RTCNTC said:Section 2.6
Question 68Solve the quadratic inequality.
x - [10/(x - 1)] ≥ 4
I begin by subtracting 4 from both sides and then simplify the left hand side, right?
A quadratic inequality is an inequality that involves a quadratic equation, which is an equation with a variable raised to the second power. It typically takes the form of ax^2 + bx + c < 0 or ax^2 + bx + c > 0, where a, b, and c are constants and x is the variable.
To graph a quadratic inequality, you first need to solve the equation for y. Then, plot the points on a coordinate plane and shade the region that satisfies the inequality. If the inequality has an equal sign (≤ or ≥), the boundary line should be drawn as a solid line. If the inequality has an unequal sign (< or >), the boundary line should be drawn as a dashed line.
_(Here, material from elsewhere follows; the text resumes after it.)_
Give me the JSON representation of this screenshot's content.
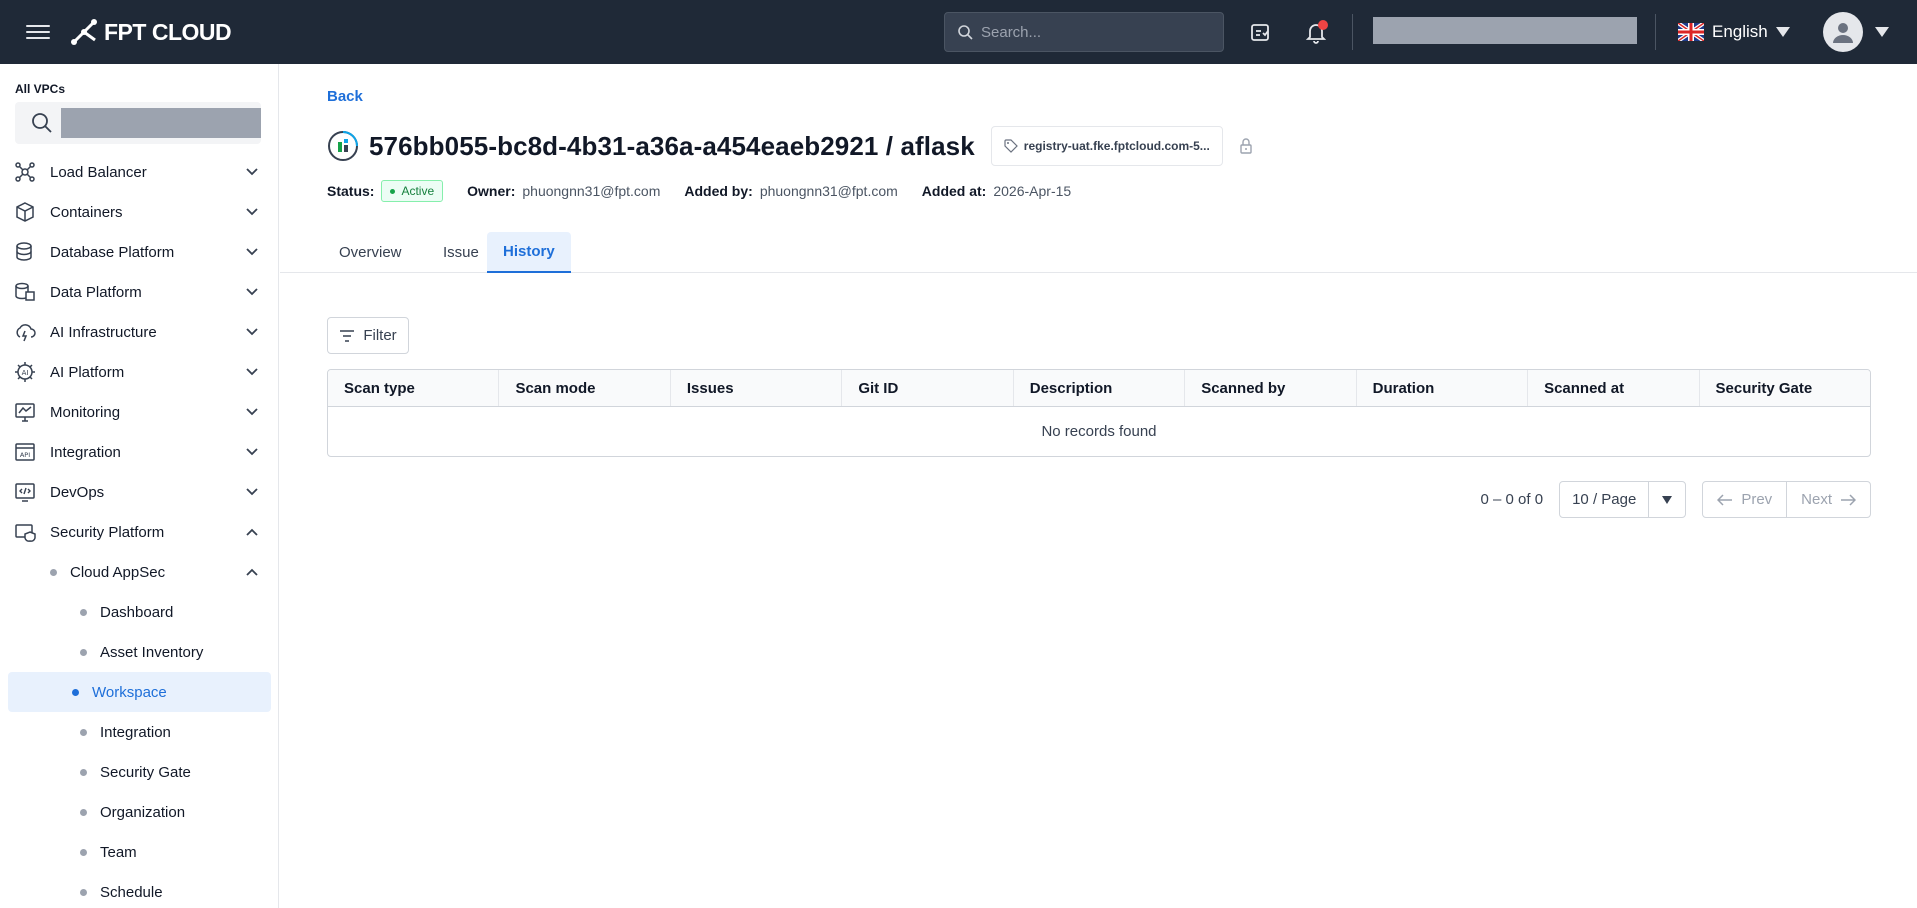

The solution set of a quadratic inequality is the set of all possible values of the variable that make the inequality true. This can be represented on a number line or as an interval of values. The solution set can also be written in set-builder notation, where the variable is restricted to a certain range of values.
The process of solving a quadratic equation involves finding the values of the variable that make the equation true. This results in a finite set of solutions. On the other hand, solving a quadratic inequality involves finding the values of the variable that make the inequality true. This results in an infinite set of solutions, which can be represented as a range of values.
Quadratic inequalities can be used to solve real-life problems involving maximum and minimum values, such as finding the maximum profit for a business or the maximum height of an object thrown into the air. They can also be used to model relationships between variables, such as the relationship between the cost and quantity of a product. Additionally, quadratic inequalities can be used in engineering and physics to optimize designs and predict outcomes.